Congress on track to spend $9T in under 2 years as Dems forge ahead with spending bill

Government spending surges to $7T over past 18 months

Democrats are forging ahead with plans to pass President Biden's signature economic spending plan that would unleash another torrent of federal money into the U.S. economy, despite anxiety over rising inflation.

The House could vote as soon as this week on a massive tax and spending bill that imagines spending $1.75 trillion over the next decade to bolster the social safety net and combat climate change. 

The measure – which comes at an awkward time for Democrats, with inflation hitting a three-decade high in October – could push federal spending over the past 18 months to a stunning $8.85 trillion. 

Lawmakers have already approved about $7.1 trillion in new spending since March 2020, including $5.9 trillion in pandemic relief measures, according to a money tracker published by the Committee for a Responsible Federal Budget, a nonpartisan organization based in Washington. About $4.8 trillion has already been spent or is earmarked for future use. 

CONSUMER PRICES SURGE BY MOST IN 31 YEARS

Roughly $4.1 trillion of that money was passed with bipartisan support under former President Trump. Democrats singlehandedly approved another $1.9 trillion March with the passage of the American Rescue Plan. 

And on Monday, Biden on Monday signed into law the $1.2 trillion bipartisan infrastructure bill.
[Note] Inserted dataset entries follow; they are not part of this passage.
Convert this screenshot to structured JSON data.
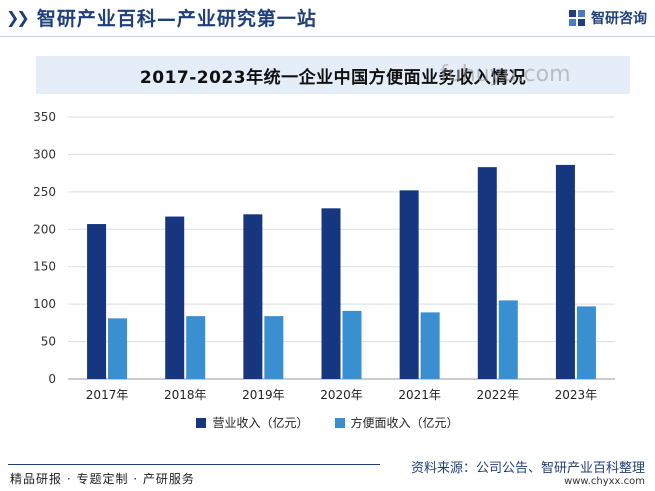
{
  "header": {
    "site_title": "智研产业百科—产业研究第一站",
    "brand": "智研咨询"
  },
  "watermark_url": "fuhuyu.com",
  "chart_data": {
    "type": "bar",
    "title": "2017-2023年统一企业中国方便面业务收入情况",
    "categories": [
      "2017年",
      "2018年",
      "2019年",
      "2020年",
      "2021年",
      "2022年",
      "2023年"
    ],
    "series": [
      {
        "name": "营业收入（亿元）",
        "color": "#16367f",
        "values": [
          207,
          217,
          220,
          228,
          252,
          283,
          286
        ]
      },
      {
        "name": "方便面收入（亿元）",
        "color": "#3a8fd0",
        "values": [
          81,
          84,
          84,
          91,
          89,
          105,
          97
        ]
      }
    ],
    "ylim": [
      0,
      350
    ],
    "yticks": [
      0,
      50,
      100,
      150,
      200,
      250,
      300,
      350
    ],
    "grid": true,
    "legend_position": "bottom"
  },
  "footer": {
    "left": "精品研报 · 专题定制 · 产研服务",
    "source": "资料来源：公司公告、智研产业百科整理",
    "url": "www.chyxx.com"
  }
}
Thirty-two Republicans – 13 in the House and 19 in the Senate – joined most Democrats in voting for the bill. (Six progressives in the House voted no.)

The measure includes more than $500 billion in new spending that will be invested in "core" infrastructure projects such as roads, broadband internet and electric utilities over the next eight years. The White House has touted the measure as a "once-in-a-generation investment" and has projected that it will create 2 million new jobs.
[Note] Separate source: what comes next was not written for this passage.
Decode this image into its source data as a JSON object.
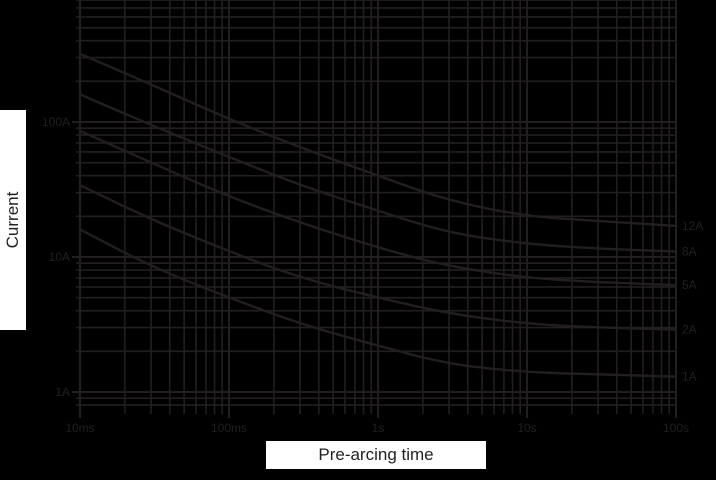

But the package pushed spending levels in the U.S. over the past 18 months to more than $7 trillion, or roughly 30.6% of the nation's GDP, a level that is entirely without precedent. 

To put that into perspective, the U.S. has spent roughly the same amount of money in the past 18 months than it did on every war across the world in the wake of the Sept. 11 attacks (about $6.4 trillion), according to one analysis conducted by Brown University's Watson Institute of International and Public Affairs.

During the 2008 financial crisis, for instance, the Obama administration approved a relief package roughly half the size of the American Rescue Plan, and a fraction of overall relief efforts this year and last. And President Franklin Delano Roosevelt's New Deal — arguably the biggest welfare push in modern U.S. history — would have cost have $653 billion in 2009, according to the St. Louis Federal Reserve.

The exorbitant level of spending caused the nation's deficit to surge to $2.77 trillion in 2021, the second-highest level on record. The highest level was recorded in fiscal year 2020, when the deficit hit a shocking $3.1 trillion. 

INFLATION WILL LIKELY GET WORSE BEFORE IT STARTS IMPROVING, GOLDMAN WARNS

And even though the national debt is on track to exceed $30 trillion, Biden and congressional Democrats are plowing ahead with attempting to pass the president's nearly $1.75 trillion Build Back Better agenda as they seek to dramatically expand the government-funded safety net. 

The newest "Build Back Better" proposal – pared down from the original $3.5 trillion request – would expand Medicaid, establish universal preschool, provide new funding for child care and offer green energy tax credits, though it notably omits progressive priorities like free community college and Medicare coverage of dental and vision. It relies on $1.95 trillion in new taxes, including a 15% corporate minimum and a surcharge aimed at ultra-millionaires.

"We pay for everything we spend," Biden said recently while speaking at the White House. "It’s going to be zero. Zero."